This is an Irish variety, known since 1864.
The apples are small to medium and flattened-conical. The stalk is of medium length, thick, in a shallow cavity, and strongly attached even when ripe. The skin colour is highly variable depending on the growing conditions. On some sites it is a green russet resembling Ashmead's Kernel; on others it is red and smooth skinned with patches of russet; sometimes there are patches of different colours. Deacon's nursery provides the best description: "yellow flushed red, with some russet".
The taste and shape are distinctive, however, and the variety is usually easier to identify than describe, unless (as occasionally happens) the russet is entirely absent.

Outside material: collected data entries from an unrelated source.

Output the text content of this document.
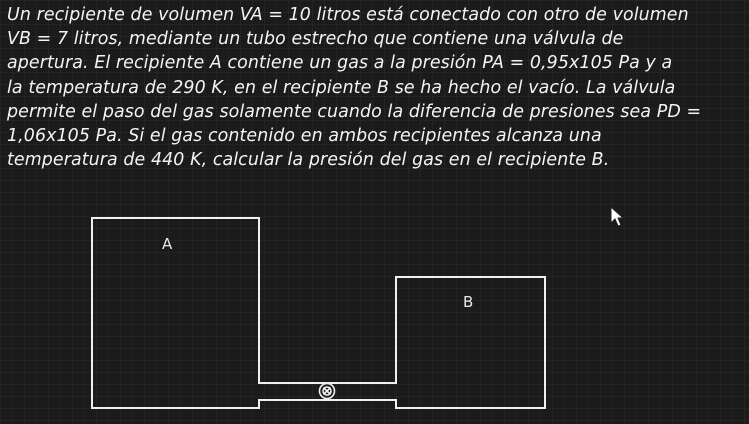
Un recipiente de volumen VA = 10 litros está conectado con otro de volumen
VB = 7 litros, mediante un tubo estrecho que contiene una válvula de
apertura. El recipiente A contiene un gas a la presión PA = 0,95x105 Pa y a
la temperatura de 290 K, en el recipiente B se ha hecho el vacío. La válvula
permite el paso del gas solamente cuando la diferencia de presiones sea PD =
1,06x105 Pa. Si el gas contenido en ambos recipientes alcanza una
temperatura de 440 K, calcular la presión del gas en el recipiente B.
A
B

The flesh is off-white, rather dry and concentrated in flavour, quite sharp until fully ripe, with hints of citrus; the 'nutty' flavour associated with some russets is absent. The eye is generally closed and the cavity is shallow. There are apples in most years on full-size trees, though there is a tendency to be biennial if grown as a miniature (on M27, M26 or MM106).
The apple keeps in good condition for three to four months. The acidity declines but the flavour remains strong.
The tree is slow-growing with an upright habit, though less so than Annie Elizabeth. It is partial tip-bearing, and miniature trees have a tendency to become overloaded; thinning of both fruit and fruiting spurs is necessary. Miniaturisation also increases the susceptibility to scab on fruit and foliage. On full-size trees this is not a problem.
The blossom is white with a very faint trace of pink, quickly fading to white; the flowers appear a day or two earlier than Bramley.